Board: OCR | Unit: Y110 | Component: 1 (British Period Study)
About this option
From Pitt to Peel covers Britain across seventy years of extraordinary transformation — from the younger Pitt’s ministry through the French Revolutionary and Napoleonic Wars, the post-war crisis of order, the pressure for parliamentary reform, and the great legislative reforms of the 1830s and 1840s. Students trace political, economic, and social change across a period of intense pressure on Britain’s unreformed institutions, examining how the country navigated revolutionary Europe and managed the transition to an industrial society without the upheaval that convulsed the continent.
Key themes
- Pitt the Younger: his ministry, financial and fiscal reform, and the response to the French Revolution
- Britain and the French Revolutionary and Napoleonic Wars: the war effort, its financing, and the social impact of twenty years of conflict
- Post-war crisis: Luddism, the Peterloo Massacre, the Six Acts, and the repression of radical movements
- Catholic Emancipation 1829 and the crisis of the Tory party
- The Great Reform Act 1832: its causes, the debate about what it achieved, and the limits of the reform
- The reforms of the 1830s and 1840s: the New Poor Law, the Municipal Corporations Act, and Peel’s economic reforms
- Chartism: its causes, demands, and the debate about why it failed
What the exam asks
Y110 is a period study. Questions require breadth across the full chronological range, assessing change and the ability to make comparisons across different phases of the period. Students are expected to demonstrate precise factual knowledge and to sustain arguments across the whole option.
Historiography
The period raises fundamental questions about Britain’s distinctive path through an age of revolution:
- Why did Britain avoid revolution?
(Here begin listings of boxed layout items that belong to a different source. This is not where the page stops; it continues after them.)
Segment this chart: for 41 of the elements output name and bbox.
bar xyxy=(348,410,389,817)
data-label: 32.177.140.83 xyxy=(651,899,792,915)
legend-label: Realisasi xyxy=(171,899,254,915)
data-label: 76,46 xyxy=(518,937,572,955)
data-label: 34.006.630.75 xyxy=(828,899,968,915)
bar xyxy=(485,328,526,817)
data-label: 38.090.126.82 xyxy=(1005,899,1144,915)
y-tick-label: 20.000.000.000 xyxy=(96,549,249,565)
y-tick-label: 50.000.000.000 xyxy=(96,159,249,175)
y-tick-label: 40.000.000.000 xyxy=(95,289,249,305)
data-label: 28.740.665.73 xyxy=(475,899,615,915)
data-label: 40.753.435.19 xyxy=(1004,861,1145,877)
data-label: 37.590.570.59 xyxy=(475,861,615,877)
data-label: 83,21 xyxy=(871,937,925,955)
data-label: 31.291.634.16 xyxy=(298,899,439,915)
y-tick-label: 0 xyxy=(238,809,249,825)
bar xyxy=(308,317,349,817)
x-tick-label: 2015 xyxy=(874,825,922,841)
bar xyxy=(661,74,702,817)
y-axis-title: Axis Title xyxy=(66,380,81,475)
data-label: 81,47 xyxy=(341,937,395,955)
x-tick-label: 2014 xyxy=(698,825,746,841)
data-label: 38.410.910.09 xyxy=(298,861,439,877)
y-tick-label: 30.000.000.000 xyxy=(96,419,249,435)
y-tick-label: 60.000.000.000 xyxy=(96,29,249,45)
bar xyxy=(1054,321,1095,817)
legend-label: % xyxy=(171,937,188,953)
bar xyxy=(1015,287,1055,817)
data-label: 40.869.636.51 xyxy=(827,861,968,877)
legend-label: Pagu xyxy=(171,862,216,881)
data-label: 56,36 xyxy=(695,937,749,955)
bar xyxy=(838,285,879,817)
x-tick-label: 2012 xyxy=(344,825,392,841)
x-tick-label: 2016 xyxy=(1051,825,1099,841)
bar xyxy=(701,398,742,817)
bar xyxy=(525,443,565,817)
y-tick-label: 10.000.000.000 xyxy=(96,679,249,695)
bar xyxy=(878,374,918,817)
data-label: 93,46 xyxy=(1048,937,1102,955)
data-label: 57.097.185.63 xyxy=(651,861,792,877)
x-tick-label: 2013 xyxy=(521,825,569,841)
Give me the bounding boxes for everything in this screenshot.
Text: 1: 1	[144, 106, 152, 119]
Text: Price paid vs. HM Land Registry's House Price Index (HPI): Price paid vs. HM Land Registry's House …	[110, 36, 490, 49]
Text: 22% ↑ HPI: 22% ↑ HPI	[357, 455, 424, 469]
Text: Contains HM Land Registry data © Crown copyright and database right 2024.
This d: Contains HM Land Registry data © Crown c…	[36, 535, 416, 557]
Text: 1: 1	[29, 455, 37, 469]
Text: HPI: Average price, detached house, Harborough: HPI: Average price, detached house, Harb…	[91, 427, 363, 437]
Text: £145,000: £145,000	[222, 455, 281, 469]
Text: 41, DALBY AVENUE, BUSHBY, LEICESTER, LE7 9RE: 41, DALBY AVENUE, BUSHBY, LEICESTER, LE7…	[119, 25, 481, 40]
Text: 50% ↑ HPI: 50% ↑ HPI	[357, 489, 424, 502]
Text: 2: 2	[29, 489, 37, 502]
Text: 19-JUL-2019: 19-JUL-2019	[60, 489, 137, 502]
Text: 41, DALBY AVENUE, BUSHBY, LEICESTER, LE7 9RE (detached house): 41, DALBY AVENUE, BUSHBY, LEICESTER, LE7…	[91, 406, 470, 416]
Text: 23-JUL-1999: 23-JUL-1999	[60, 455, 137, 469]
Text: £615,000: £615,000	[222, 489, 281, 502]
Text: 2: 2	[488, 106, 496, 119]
The debate between those who credit the flexibility of British institutions, the success of repression, and the role of economic growth, and those (E. P. Thompson) who argue that the English working class was politically aware and radical but was successfully contained
- The Great Reform Act: a conservative measure designed to preserve elite power (the ‘Whig interpretation’ inverted) or a genuine constitutional reform? The debate between those who see it as tactical concession and those who see it as meaningful democratisation
- Chartism: why did the movement fail? Leadership failures, the limits of working-class organisation, government repression, or economic improvement?
- Peel and Conservatism: was Peel’s acceptance of free trade and repeal of the Corn Laws a betrayal of his party or a principled response to evidence?